“嘿嘿,很好。”只见老头子一脚跨在马车上,还回头对卫缺说了一句:“以后不要叫我老人家,我还没那么老呢。”说完掀开车帘,另一只脚没来得及跨上去,整个人却定住在了原地。
厢内,一把金色鱼鳞纹宝剑抵住了钓叟的鼻尖,让他不敢进去,但他只是惊讶地说:“哎哟,你小子艳福真不浅呀,车内居然有两个绝色美人,哎呀这个小姑娘好像还没及笄,不要那么凶嘛,这把剑不错,可否借我看看?”
叶榆怒斥道:“不要过来,否则刮花你的脸。
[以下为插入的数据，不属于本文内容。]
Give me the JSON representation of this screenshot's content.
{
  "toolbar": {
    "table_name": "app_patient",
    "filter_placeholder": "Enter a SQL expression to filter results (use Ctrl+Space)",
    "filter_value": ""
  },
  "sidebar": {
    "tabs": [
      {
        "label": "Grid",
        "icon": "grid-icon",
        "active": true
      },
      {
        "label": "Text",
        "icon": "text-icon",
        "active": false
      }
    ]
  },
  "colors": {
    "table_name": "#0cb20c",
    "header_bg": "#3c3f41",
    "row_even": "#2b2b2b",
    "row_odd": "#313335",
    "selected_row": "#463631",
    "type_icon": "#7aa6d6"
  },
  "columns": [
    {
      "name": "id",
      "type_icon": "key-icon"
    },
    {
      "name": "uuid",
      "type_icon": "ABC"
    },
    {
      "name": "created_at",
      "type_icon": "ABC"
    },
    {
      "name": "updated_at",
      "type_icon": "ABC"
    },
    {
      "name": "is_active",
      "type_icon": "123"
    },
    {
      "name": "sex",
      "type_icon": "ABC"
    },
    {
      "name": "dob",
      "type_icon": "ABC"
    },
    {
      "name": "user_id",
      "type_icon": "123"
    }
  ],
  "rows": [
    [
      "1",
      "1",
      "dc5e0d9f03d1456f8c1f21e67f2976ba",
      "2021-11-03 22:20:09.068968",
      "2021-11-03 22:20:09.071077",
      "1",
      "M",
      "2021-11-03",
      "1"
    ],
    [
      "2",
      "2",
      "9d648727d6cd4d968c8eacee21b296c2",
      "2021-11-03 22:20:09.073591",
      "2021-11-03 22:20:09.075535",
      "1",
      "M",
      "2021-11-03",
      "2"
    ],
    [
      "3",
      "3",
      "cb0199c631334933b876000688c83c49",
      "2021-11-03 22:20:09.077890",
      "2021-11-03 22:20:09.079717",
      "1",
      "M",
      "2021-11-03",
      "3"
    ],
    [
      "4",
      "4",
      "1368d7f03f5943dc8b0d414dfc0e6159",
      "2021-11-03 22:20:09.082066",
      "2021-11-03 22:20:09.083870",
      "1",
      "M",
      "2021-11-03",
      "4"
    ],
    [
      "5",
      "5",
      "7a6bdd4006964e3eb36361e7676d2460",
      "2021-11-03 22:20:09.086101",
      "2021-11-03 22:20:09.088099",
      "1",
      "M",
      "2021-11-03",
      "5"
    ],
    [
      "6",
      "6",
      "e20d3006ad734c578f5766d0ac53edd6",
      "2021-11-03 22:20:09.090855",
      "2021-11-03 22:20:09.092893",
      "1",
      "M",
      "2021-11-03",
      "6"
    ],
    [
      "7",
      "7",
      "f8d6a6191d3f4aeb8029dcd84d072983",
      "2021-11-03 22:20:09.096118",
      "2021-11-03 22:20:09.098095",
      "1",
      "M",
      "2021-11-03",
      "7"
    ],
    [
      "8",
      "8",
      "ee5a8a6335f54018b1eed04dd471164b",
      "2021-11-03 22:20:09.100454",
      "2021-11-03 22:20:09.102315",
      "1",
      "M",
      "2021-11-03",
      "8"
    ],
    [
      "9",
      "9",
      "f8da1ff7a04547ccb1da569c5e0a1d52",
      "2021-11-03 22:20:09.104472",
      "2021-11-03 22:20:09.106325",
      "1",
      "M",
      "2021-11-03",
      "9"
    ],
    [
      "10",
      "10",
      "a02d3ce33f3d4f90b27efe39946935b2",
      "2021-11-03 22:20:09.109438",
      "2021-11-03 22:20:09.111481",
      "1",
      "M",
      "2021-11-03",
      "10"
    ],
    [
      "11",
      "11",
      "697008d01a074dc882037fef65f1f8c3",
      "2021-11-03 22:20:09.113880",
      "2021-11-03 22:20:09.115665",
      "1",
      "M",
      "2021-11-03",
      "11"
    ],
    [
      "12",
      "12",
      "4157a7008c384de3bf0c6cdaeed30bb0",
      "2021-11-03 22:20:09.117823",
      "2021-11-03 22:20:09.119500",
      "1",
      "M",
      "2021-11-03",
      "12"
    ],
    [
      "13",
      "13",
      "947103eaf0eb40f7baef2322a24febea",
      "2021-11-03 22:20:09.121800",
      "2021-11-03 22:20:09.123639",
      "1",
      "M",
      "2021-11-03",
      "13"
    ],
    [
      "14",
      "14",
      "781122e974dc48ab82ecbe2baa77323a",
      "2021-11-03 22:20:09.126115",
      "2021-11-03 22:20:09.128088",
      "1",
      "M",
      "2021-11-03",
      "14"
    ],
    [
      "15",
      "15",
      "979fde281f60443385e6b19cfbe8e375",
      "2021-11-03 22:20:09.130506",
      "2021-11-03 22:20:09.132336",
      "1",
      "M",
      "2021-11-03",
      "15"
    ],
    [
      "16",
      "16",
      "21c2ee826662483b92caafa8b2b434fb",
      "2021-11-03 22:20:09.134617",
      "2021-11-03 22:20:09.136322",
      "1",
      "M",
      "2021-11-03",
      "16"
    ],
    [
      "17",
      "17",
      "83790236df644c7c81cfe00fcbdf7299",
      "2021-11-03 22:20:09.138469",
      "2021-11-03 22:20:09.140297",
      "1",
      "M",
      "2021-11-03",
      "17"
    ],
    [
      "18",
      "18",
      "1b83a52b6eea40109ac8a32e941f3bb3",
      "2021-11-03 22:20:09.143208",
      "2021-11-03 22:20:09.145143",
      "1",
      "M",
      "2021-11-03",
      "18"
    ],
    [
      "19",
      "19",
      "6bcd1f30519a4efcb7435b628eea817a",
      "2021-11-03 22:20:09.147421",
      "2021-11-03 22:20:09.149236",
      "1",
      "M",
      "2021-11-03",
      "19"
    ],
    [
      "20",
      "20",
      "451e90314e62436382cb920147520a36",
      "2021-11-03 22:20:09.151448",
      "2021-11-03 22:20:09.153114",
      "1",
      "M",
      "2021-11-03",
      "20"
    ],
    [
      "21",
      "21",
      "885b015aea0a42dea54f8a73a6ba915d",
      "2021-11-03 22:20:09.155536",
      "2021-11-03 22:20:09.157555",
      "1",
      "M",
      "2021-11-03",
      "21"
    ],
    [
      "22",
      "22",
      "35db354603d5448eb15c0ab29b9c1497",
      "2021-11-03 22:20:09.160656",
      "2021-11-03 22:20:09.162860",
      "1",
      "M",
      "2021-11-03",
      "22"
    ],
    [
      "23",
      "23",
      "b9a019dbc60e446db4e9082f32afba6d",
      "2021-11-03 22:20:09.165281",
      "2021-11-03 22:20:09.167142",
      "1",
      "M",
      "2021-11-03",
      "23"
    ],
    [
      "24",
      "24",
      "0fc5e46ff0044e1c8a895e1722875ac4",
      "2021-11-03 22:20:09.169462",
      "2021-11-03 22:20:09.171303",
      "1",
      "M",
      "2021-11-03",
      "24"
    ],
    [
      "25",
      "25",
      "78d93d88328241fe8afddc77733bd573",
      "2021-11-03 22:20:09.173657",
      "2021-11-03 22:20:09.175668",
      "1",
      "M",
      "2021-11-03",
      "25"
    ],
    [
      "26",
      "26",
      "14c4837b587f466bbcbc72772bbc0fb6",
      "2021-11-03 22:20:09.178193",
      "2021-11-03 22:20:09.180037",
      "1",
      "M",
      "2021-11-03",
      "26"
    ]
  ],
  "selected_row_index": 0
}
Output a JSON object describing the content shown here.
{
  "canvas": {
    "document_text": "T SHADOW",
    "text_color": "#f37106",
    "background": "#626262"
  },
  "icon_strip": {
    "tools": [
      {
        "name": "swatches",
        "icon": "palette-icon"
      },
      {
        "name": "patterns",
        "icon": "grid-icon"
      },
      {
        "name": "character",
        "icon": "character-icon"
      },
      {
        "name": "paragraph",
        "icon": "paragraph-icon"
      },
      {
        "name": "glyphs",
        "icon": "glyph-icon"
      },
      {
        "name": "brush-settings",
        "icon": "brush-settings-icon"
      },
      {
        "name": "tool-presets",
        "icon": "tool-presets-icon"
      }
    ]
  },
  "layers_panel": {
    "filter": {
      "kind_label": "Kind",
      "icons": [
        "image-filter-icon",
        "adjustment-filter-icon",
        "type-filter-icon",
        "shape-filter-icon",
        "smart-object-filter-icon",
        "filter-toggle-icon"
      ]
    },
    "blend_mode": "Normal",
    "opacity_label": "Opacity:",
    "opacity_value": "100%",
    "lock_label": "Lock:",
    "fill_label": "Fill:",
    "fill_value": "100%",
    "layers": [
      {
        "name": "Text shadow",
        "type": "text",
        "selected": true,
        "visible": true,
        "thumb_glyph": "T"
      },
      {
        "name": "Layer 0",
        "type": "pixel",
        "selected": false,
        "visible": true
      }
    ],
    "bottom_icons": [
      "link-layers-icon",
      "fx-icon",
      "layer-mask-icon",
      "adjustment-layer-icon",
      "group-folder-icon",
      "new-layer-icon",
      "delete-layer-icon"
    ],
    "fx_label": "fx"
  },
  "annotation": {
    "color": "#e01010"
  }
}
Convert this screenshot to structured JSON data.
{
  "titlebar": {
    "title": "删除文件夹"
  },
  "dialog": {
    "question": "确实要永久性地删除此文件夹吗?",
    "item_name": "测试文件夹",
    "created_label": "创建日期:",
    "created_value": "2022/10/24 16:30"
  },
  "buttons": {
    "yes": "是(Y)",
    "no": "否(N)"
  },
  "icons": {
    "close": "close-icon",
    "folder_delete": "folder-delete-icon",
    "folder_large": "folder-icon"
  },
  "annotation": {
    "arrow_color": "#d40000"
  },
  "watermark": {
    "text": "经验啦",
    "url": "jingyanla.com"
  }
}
”
老夫子用手将宝剑移到一旁,指着薛银序说道:“你姐姐好像病了,是要去九连药谷寻医问药的吧,前面的渡口已被官兵封锁,你们是过不去的,想要过河只有靠我来想办法。”
“坐前面去。”叶榆又拿剑指着老头子的鼻尖,让他不要进来。
“唉,你这小妹妹真是倔强的很,真拿你没办法。”钓叟的声音突然变得很柔和,竟似一个女人的声音,只见他用手在脸上一掀,一张面皮被扯了下来,竟然留下一个嫩滑的脸出现在两人面前,嘴角向两边张开,犹如桃花并蒂,与钓叟一般的装束形成强烈反差。
“现在可以让我进去和你们坐在一起了吗?”
叶榆这一路上已是两次见到令人不可思议的易容术,着实难以消受眼前所见,慢慢放下剑,将她放了进去。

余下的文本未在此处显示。